Pauling cared deeply about teaching, enjoyed it, and wanted to make it come alive
for students. He believed a chemical education should start with a sense of wonder.
"I know of no chemist who was attracted to this field because of theoretical chemistry,"
he wrote his superiors at Caltech. "Instead, it is an interest in chemicals and their
reactions which first attracted the chemist." In his own lectures he used chemical
props and tricks like a magician, showing students how chemistry worked rather than
telling them. He proposed giving students drawings of molecules "as we now picture
them" to give them a concrete feel for what they were studying. Such molecular drawings,
now common in most chemistry textbooks, had not been used before.

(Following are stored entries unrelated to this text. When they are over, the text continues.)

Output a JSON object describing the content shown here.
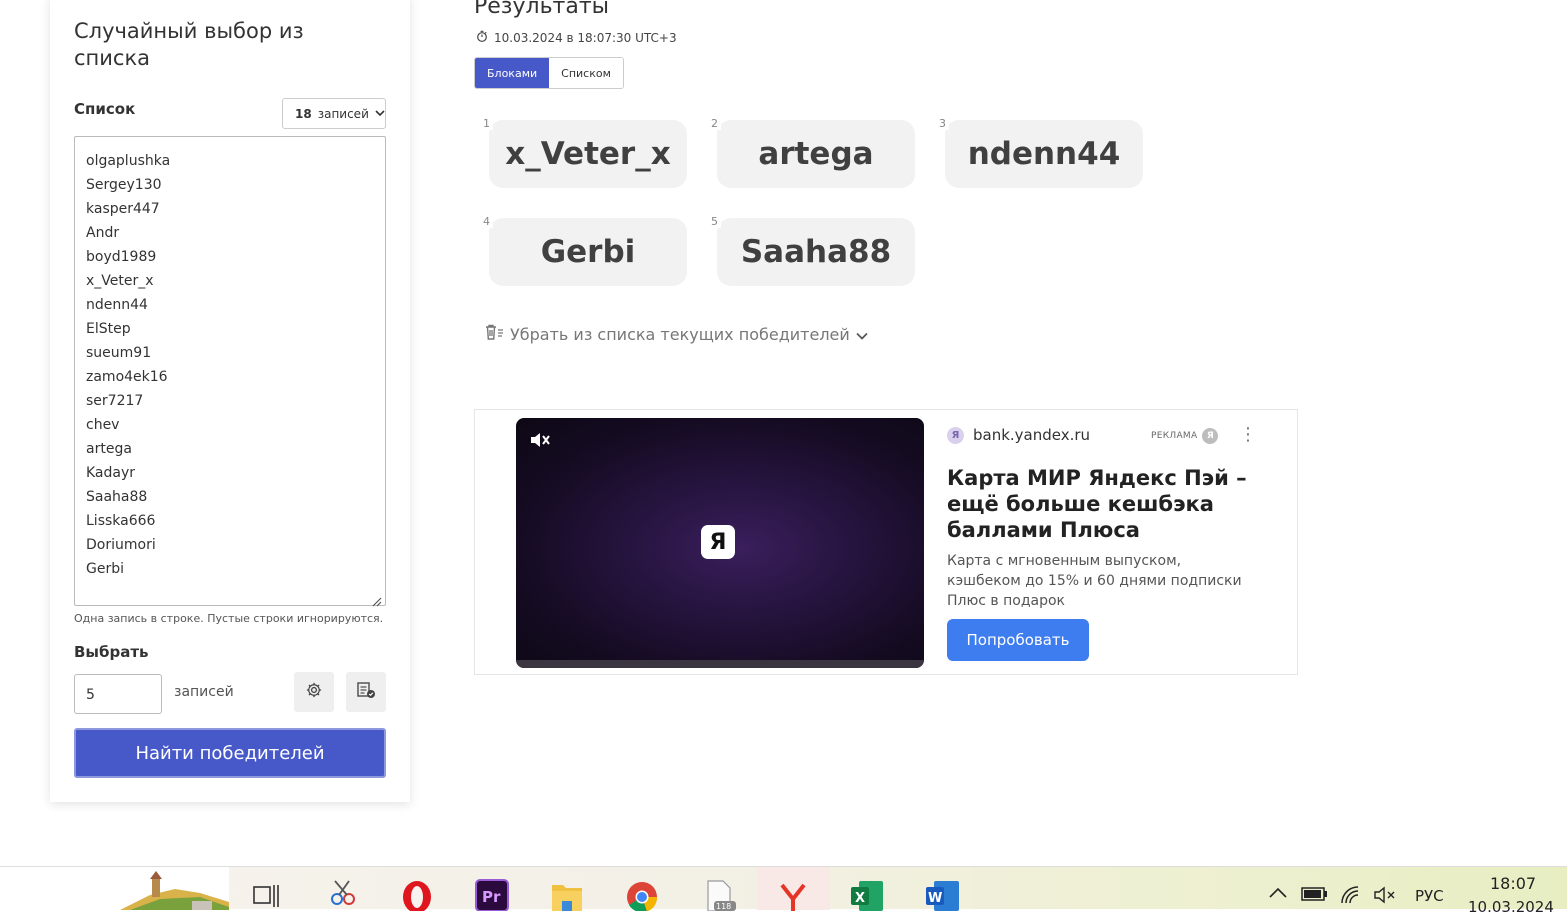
{
  "sidebar": {
    "title": "Случайный выбор из списка",
    "list_label": "Список",
    "count_num": "18",
    "count_word": "записей",
    "entries": [
      "olgaplushka",
      "Sergey130",
      "kasper447",
      "Andr",
      "boyd1989",
      "x_Veter_x",
      "ndenn44",
      "ElStep",
      "sueum91",
      "zamo4ek16",
      "ser7217",
      "chev",
      "artega",
      "Kadayr",
      "Saaha88",
      "Lisska666",
      "Doriumori",
      "Gerbi"
    ],
    "hint": "Одна запись в строке. Пустые строки игнорируются.",
    "pick_label": "Выбрать",
    "pick_value": "5",
    "pick_unit": "записей",
    "find_button": "Найти победителей"
  },
  "results": {
    "title": "Результаты",
    "timestamp": "10.03.2024 в 18:07:30 UTC+3",
    "view_blocks": "Блоками",
    "view_list": "Списком",
    "winners": [
      {
        "num": "1",
        "name": "x_Veter_x"
      },
      {
        "num": "2",
        "name": "artega"
      },
      {
        "num": "3",
        "name": "ndenn44"
      },
      {
        "num": "4",
        "name": "Gerbi"
      },
      {
        "num": "5",
        "name": "Saaha88"
      }
    ],
    "remove_label": "Убрать из списка текущих победителей"
  },
  "ad": {
    "domain": "bank.yandex.ru",
    "tag": "РЕКЛАМА",
    "headline": "Карта МИР Яндекс Пэй – ещё больше кешбэка баллами Плюса",
    "body": "Карта с мгновенным выпуском, кэшбеком до 15% и 60 днями подписки Плюс в подарок",
    "button": "Попробовать",
    "logo_letter": "Я"
  },
  "taskbar": {
    "file_badge": "118",
    "language": "РУС",
    "time": "18:07",
    "date": "10.03.2024"
  },
  "colors": {
    "accent": "#4759c8",
    "ad_button": "#3d7df0",
    "card_bg": "#f2f2f2"
  }
}
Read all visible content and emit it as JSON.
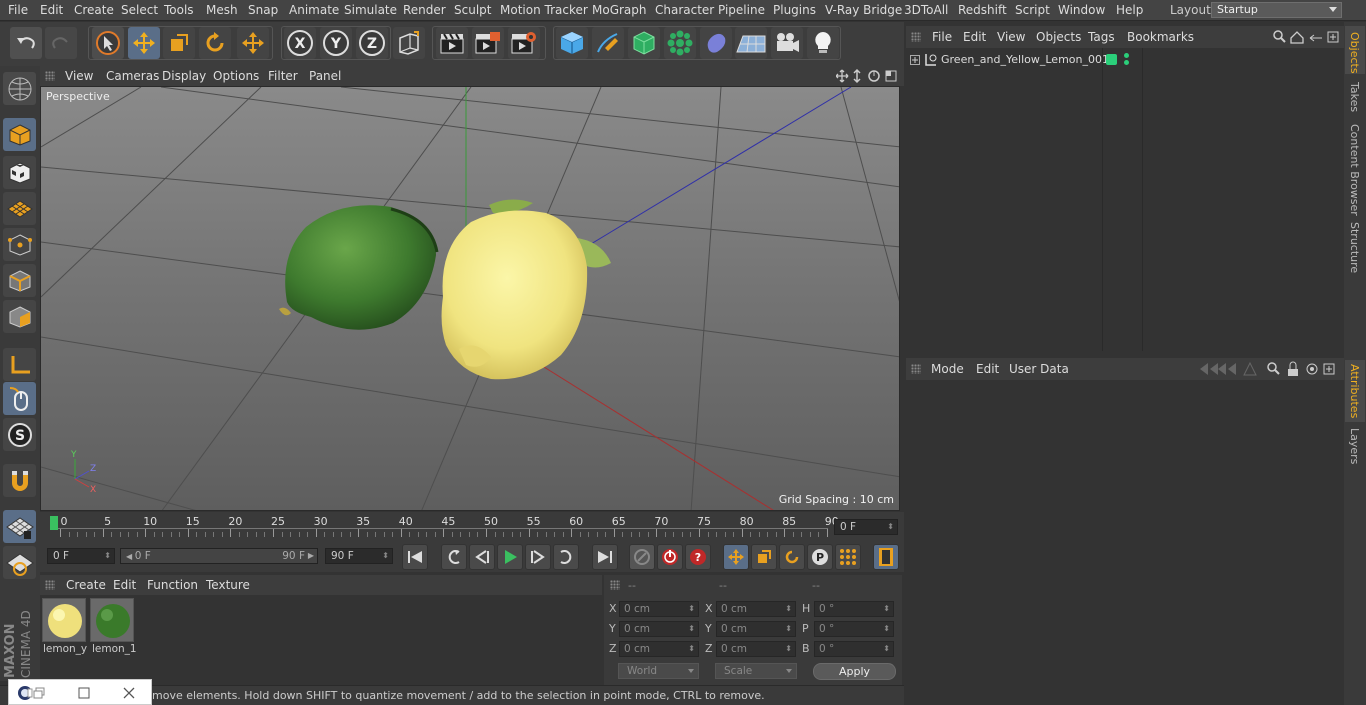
{
  "menubar": {
    "items": [
      "File",
      "Edit",
      "Create",
      "Select",
      "Tools",
      "Mesh",
      "Snap",
      "Animate",
      "Simulate",
      "Render",
      "Sculpt",
      "Motion Tracker",
      "MoGraph",
      "Character",
      "Pipeline",
      "Plugins",
      "V-Ray Bridge",
      "3DToAll",
      "Redshift",
      "Script",
      "Window",
      "Help"
    ],
    "layout_label": "Layout:",
    "layout_value": "Startup"
  },
  "toolbar": {
    "icons": [
      "undo-icon",
      "redo-icon",
      "select-arrow-icon",
      "move-icon",
      "scale-icon",
      "rotate-icon",
      "live-move-icon",
      "x-axis-icon",
      "y-axis-icon",
      "z-axis-icon",
      "coordinate-system-icon",
      "render-view-icon",
      "render-picture-viewer-icon",
      "render-settings-icon",
      "cube-primitive-icon",
      "pen-spline-icon",
      "subdivision-icon",
      "cloner-icon",
      "deformer-icon",
      "floor-icon",
      "camera-icon",
      "light-icon"
    ],
    "axis_labels": [
      "X",
      "Y",
      "Z"
    ]
  },
  "viewport": {
    "menu": [
      "View",
      "Cameras",
      "Display",
      "Options",
      "Filter",
      "Panel"
    ],
    "camera_label": "Perspective",
    "grid_spacing": "Grid Spacing : 10 cm",
    "axis_x": "X",
    "axis_y": "Y",
    "axis_z": "Z"
  },
  "timeline": {
    "ticks": [
      "0",
      "5",
      "10",
      "15",
      "20",
      "25",
      "30",
      "35",
      "40",
      "45",
      "50",
      "55",
      "60",
      "65",
      "70",
      "75",
      "80",
      "85",
      "90"
    ],
    "current_frame": "0 F",
    "start_frame": "0 F",
    "range_start": "0 F",
    "range_end": "90 F",
    "end_frame": "90 F"
  },
  "materials": {
    "menu": [
      "Create",
      "Edit",
      "Function",
      "Texture"
    ],
    "items": [
      {
        "label": "lemon_y"
      },
      {
        "label": "lemon_1"
      }
    ]
  },
  "coords": {
    "headers": [
      "--",
      "--",
      "--"
    ],
    "pos": [
      {
        "axis": "X",
        "value": "0 cm"
      },
      {
        "axis": "Y",
        "value": "0 cm"
      },
      {
        "axis": "Z",
        "value": "0 cm"
      }
    ],
    "size": [
      {
        "axis": "X",
        "value": "0 cm"
      },
      {
        "axis": "Y",
        "value": "0 cm"
      },
      {
        "axis": "Z",
        "value": "0 cm"
      }
    ],
    "rot": [
      {
        "axis": "H",
        "value": "0 °"
      },
      {
        "axis": "P",
        "value": "0 °"
      },
      {
        "axis": "B",
        "value": "0 °"
      }
    ],
    "world": "World",
    "scale": "Scale",
    "apply": "Apply"
  },
  "objects": {
    "menu": [
      "File",
      "Edit",
      "View",
      "Objects",
      "Tags",
      "Bookmarks"
    ],
    "items": [
      {
        "name": "Green_and_Yellow_Lemon_001",
        "tag_color": "#2bcf7a"
      }
    ]
  },
  "attributes": {
    "menu": [
      "Mode",
      "Edit",
      "User Data"
    ]
  },
  "right_tabs": {
    "top": [
      "Objects",
      "Takes",
      "Content Browser",
      "Structure"
    ],
    "bottom": [
      "Attributes",
      "Layers"
    ]
  },
  "status": {
    "text": "move elements. Hold down SHIFT to quantize movement / add to the selection in point mode, CTRL to remove."
  },
  "branding": {
    "maxon": "MAXON",
    "cinema": "CINEMA 4D"
  }
}
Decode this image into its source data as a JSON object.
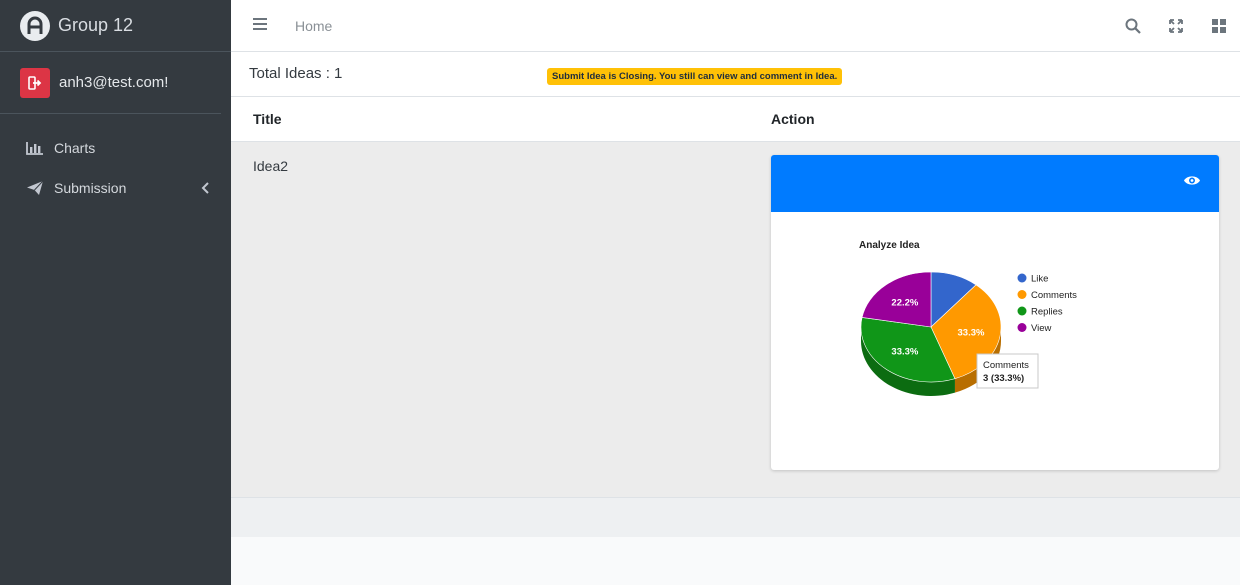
{
  "brand": {
    "title": "Group 12",
    "logo_letter": "A"
  },
  "user": {
    "email": "anh3@test.com!"
  },
  "sidebar": {
    "items": [
      {
        "label": "Charts",
        "icon": "bar-chart-icon"
      },
      {
        "label": "Submission",
        "icon": "paper-plane-icon",
        "chevron": "chevron-left-icon"
      }
    ]
  },
  "topbar": {
    "home_label": "Home",
    "icons": [
      "search-icon",
      "expand-icon",
      "grid-icon"
    ]
  },
  "summary": {
    "total_ideas": "Total Ideas : 1",
    "warning": "Submit Idea is Closing. You still can view and comment in Idea."
  },
  "table": {
    "headers": {
      "title": "Title",
      "action": "Action"
    },
    "rows": [
      {
        "title": "Idea2"
      }
    ]
  },
  "colors": {
    "sidebar_bg": "#343a40",
    "primary": "#007bff",
    "warning": "#ffc107",
    "danger": "#dc3545"
  },
  "chart_data": {
    "type": "pie",
    "title": "Analyze Idea",
    "is3d": true,
    "categories": [
      "Like",
      "Comments",
      "Replies",
      "View"
    ],
    "values": [
      1,
      3,
      3,
      2
    ],
    "percent_labels": [
      "",
      "33.3%",
      "33.3%",
      "22.2%"
    ],
    "colors": [
      "#3366cc",
      "#ff9900",
      "#109618",
      "#990099"
    ],
    "legend": "right",
    "tooltip": {
      "label": "Comments",
      "value": "3 (33.3%)"
    }
  }
}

And he was a great lecturer, a "bouncy young extrovert," as one student described
Pauling in the mid-1930s, "wholly informal in dress and appearance. He bounded into
the room, already crowded with students eager to see the Great Man, spread himself
over the seminar table next to the blackboard and, running his hand through an unruly
shock of hair, gestured to the students to come closer. . . The talk started with
Pauling leaping off the table and rapidly writing a list of five topics on which he
could speak singly or all together. He described each in a few pithy sentences, including
racy impressions of the workers involved."
More important than his lecturing style was Pauling’s vision of a new chemistry built
on a new foundation of quantum mechanics. Pauling had learned chemistry as a relatively
loose aggregate of procedures and observations; now, he thought, it could be taught
as a unified science with a firm and consistent underlying theory. His own ideas about
the chemical bond could be used to explain a wide variety of phenomena, from thermodynamics
to crystal structures, from organic to inorganic chemistry, providing a new level
of order and sense. He began organizing his classes around these basic themes.
The result would be one of the most influential books in the history of science.